L’édition aux Émirats arabes unis vue de l’intérieur
Catherine Jewell, Division des communications de l'OMPI
Bodour bint Sultan Al-Qasimi joue un rôle de premier plan dans le développement du secteur de l’édition aux Émirats arabes unis et dans la promotion de la lecture et de la littérature pour la jeunesse en langue arabe. Elle est la fondatrice et la directrice générale de la maison d’édition Kalimat, la fondatrice et la présidente d’honneur de la section émirienne de l’Union internationale pour les livres de jeunesse, la fondatrice et la présidente d’honneur de l’Association des éditeurs des émirats et la directrice de l’initiative Knowledge without Borders. Devenue en 2014 la première femme arabe à siéger au comité exécutif de l’Union internationale des éditeurs, Mme Al-Qasimi nous fait part de son point de vue sur l’évolution du monde de l’édition aux Émirats arabes unis et sur les opportunités et difficultés rencontrées.
Comment vous êtes-vous lancée dans l’édition?
J’ai découvert le monde de l’édition en 2007 par le biais de la littérature de jeunesse.
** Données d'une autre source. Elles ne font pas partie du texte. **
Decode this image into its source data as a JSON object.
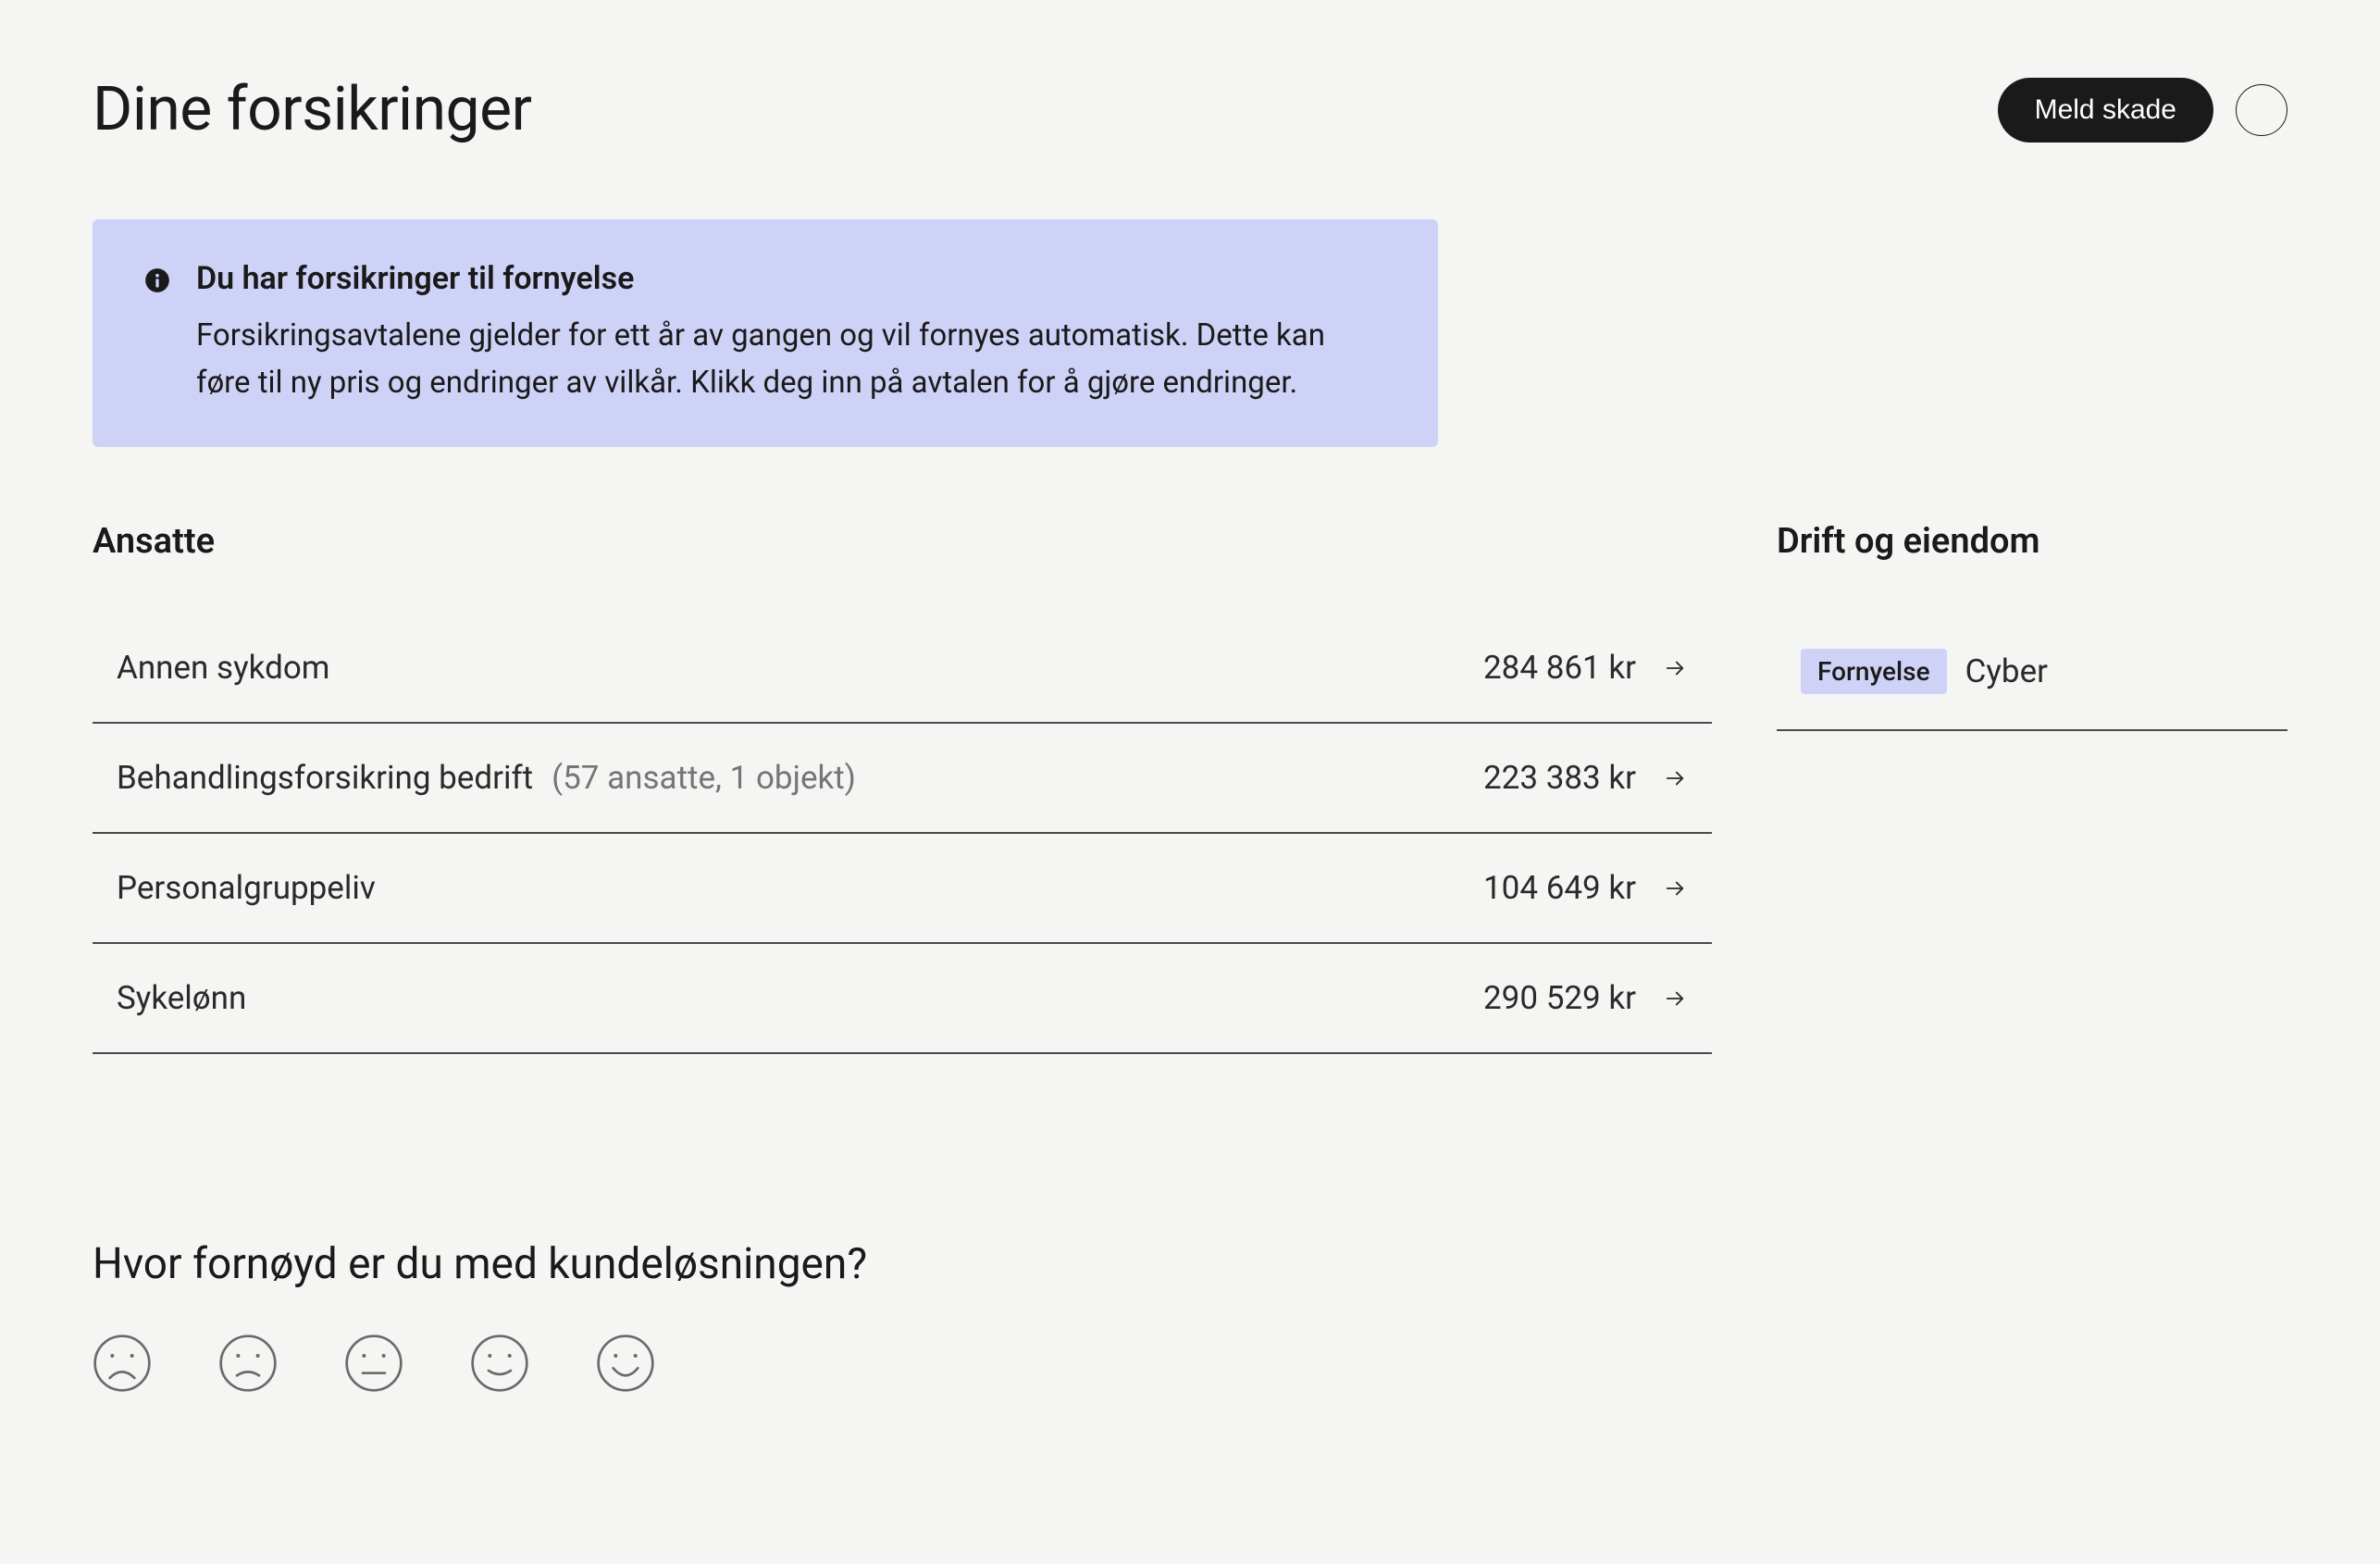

À l’époque, il y avait très peu de livres pour enfants en langue arabe de qualité. On trouvait uniquement des traductions d’ouvrages étrangers à la qualité d’impression et aux illustrations médiocres. C’est ce qui m’a poussée à créer la maison d’édition Kalimat, dans l’objectif de proposer des livres de qualité écrits en arabe et capables de stimuler l’imagination et de donner le goût de la lecture aux enfants.
Comment décririez-vous le monde de l’édition actuel aux Émirats arabes unis?
L’édition aux Émirats arabes unis en est encore à ses débuts mais elle présente un énorme potentiel de développement au sein d’un secteur d’un grand intérêt stratégique aux plans national et régional.
Si on ne dispose d’aucun chiffre précis, on estime à un milliard de dirhams des Émirats arabes unis (environ 272 millions de dollars É.-U.) la valeur du marché du livre émirien, lequel devrait connaître un nouvel essor avec la multiplication des livres électroniques.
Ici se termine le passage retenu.